[rating=2] Ritorna in scena in questi giorni al Teatro Elicantropo di Napoli la piecè di Manlio Santanelli “Disturbi di memoria” per la regia di Renato Carpentieri con Mario Porfito e Lello Serao. L’opera composta dall’autore napoletano nel 1988 ci conduce nello studio di un affermato avvocato nel quale in un pomeriggio qualunque ritorna, complice di una casuale coincidenza aerea, un vecchio amico d’infanzia. I due, un tempo compagni di scuola, hanno ormai ben poco in comune al netto di un passato che il serio e compito avvocato ha bene stipato in un cassetto della memoria e l’altro non ha gran difficoltà a rivangare, data la superficialità e la spavalderia con cui morde quotidianamente la vita che conduce.
Ci si ritrova così di fronte ad un incontro/scontro tra due sensibilità così tanto diverse da innescare un’esplosione emotiva capace di scardinare il tumulo psicologico dietro il quale, il compito principe del foro, aveva da tempo sepolto le amarezze di un’adolescenza fatta di insicurezze ed in alcuni casi, di violenza. Aperto il flusso di coscienza questo procede spedito per associazioni mentali evidenziando tutti i segni ora divenute cicatrice sul corpo dell’uomo che si ritrova ad essere.
Resta solitario sulla scena un uomo, con in mano l’aspirapolvere lasciatogli in regalo dall’amico – rappresentante di questi e di chissà quanti altri oggetti – utile forse a raccogliere e definitivamente buttar via la polvere accumulatasi sulla sua coscienza, che finalmente confessatasi, in primis a se stessa, riuscirà, forse, ad essere più libera.
Non si può che concordare con l’autore che in un’intervista rilasciata qualche hanno fa dichiarò quanto questo lavoro fosse ben misurato e privo di sbavature “senza una battuta di troppo”. Il gioco al massacro generato è infatti sempre ben equilibrato tra il dramma psicologico, che gli orrendi ricordi d’infanzia portano con sé ed il sarcasmo ed il fluente battibeccare, spesso frutto del più classico e sempre comico, slittamento di senso. Ma oltre ad essere un modo piacevole per trascorrere un serata gustando un’opera di buona fattura, non si può essere pienamente convinti sul fatto che questo lavoro possa rappresentare molto di più. Il dittico uomo sveglio, scaltro, arrogante a tratti, ma libero nel corpo e nello spirito che pungola, a sangue, la coscienza sopita, del suo simile ingrigito, impigrito ed anche per paura quasi piegato su sé stesso, non è soggetto così tanto originale. D’altro canto sono tante le cose di non assoluta autorialità che si possono ritrovare. Una per tutti, il motivo cardine del trauma del bigio avvocato constante nelle molestie subite dal prete supervisore delle attività ludiche in canonica, probabile causa di una omosessualità latente. C’è poca forza nella scelta dei temi esemplificativi nel narrato così come nella conseguente riflessione, dei personaggi e di conseguenza del pubblico.

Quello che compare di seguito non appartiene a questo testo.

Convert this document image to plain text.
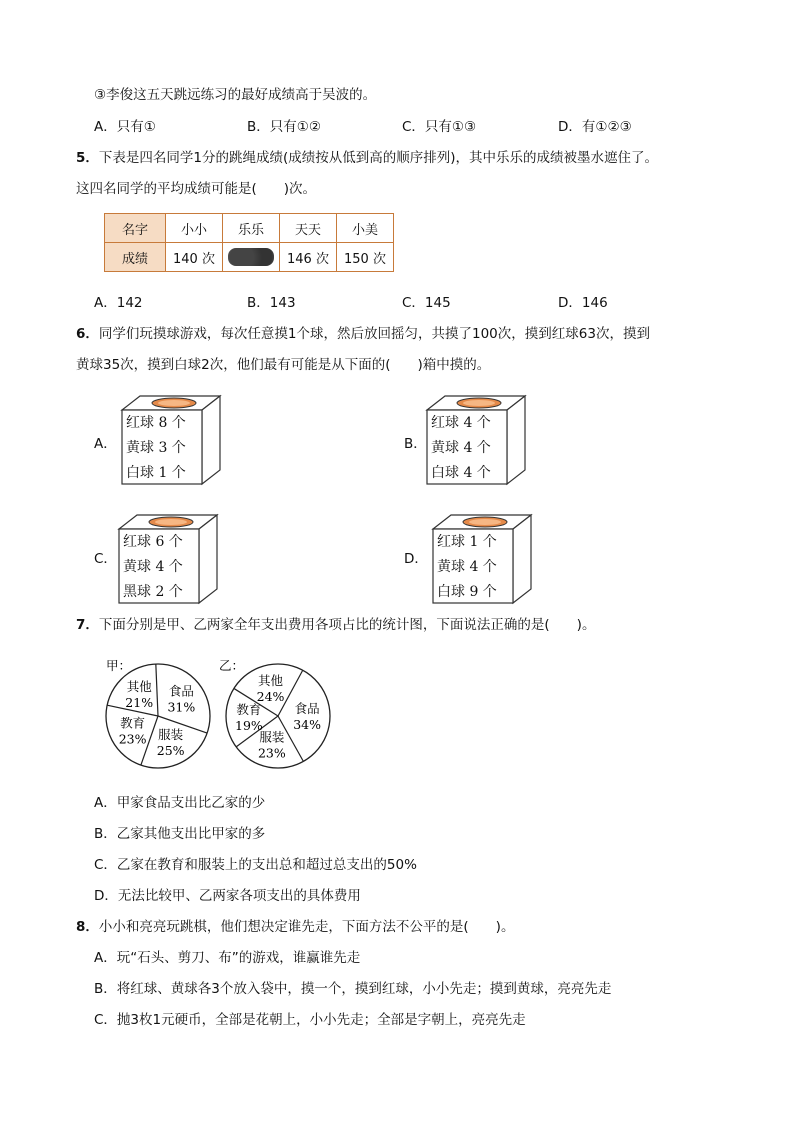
③李俊这五天跳远练习的最好成绩高于吴波的。
A．只有①	B．只有①②	C．只有①③	D．有①②③
5．下表是四名同学1分的跳绳成绩(成绩按从低到高的顺序排列)，其中乐乐的成绩被墨水遮住了。
这四名同学的平均成绩可能是(　　)次。
名字	小小	乐乐	天天	小美
成绩	140 次		146 次	150 次
A．142	B．143	C．145	D．146
6．同学们玩摸球游戏，每次任意摸1个球，然后放回摇匀，共摸了100次，摸到红球63次，摸到
黄球35次，摸到白球2次，他们最有可能是从下面的(　　)箱中摸的。
A．
红球 8 个
黄球 3 个
白球 1 个
B．
红球 4 个
黄球 4 个
白球 4 个
C．
红球 6 个
黄球 4 个
黑球 2 个
D．
红球 1 个
黄球 4 个
白球 9 个
7．下面分别是甲、乙两家全年支出费用各项占比的统计图，下面说法正确的是(　　)。
甲：
其他
21%
食品
31%
服装
25%
教育
23%
乙：
其他
24%
食品
34%
服装
23%
教育
19%
A．甲家食品支出比乙家的少
B．乙家其他支出比甲家的多
C．乙家在教育和服装上的支出总和超过总支出的50%
D．无法比较甲、乙两家各项支出的具体费用
8．小小和亮亮玩跳棋，他们想决定谁先走，下面方法不公平的是(　　)。
A．玩“石头、剪刀、布”的游戏，谁赢谁先走
B．将红球、黄球各3个放入袋中，摸一个，摸到红球，小小先走；摸到黄球，亮亮先走
C．抛3枚1元硬币，全部是花朝上，小小先走；全部是字朝上，亮亮先走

La messa in scena curata da Renato Carpentieri, non essendo invasiva e donando alcune note di colore e di chiaro scuro, rende l’insieme molto gradevole. Di grande rilievo risultano infine, Mario Porfito, interprete del commerciale Severo De Angelis e Lello Serao, nei panno dell’avvocato Igino Venturi. Maestria e misura, frutto di anni di lavoro in teatro e cinema, restano così le cifre di questa messa in scena.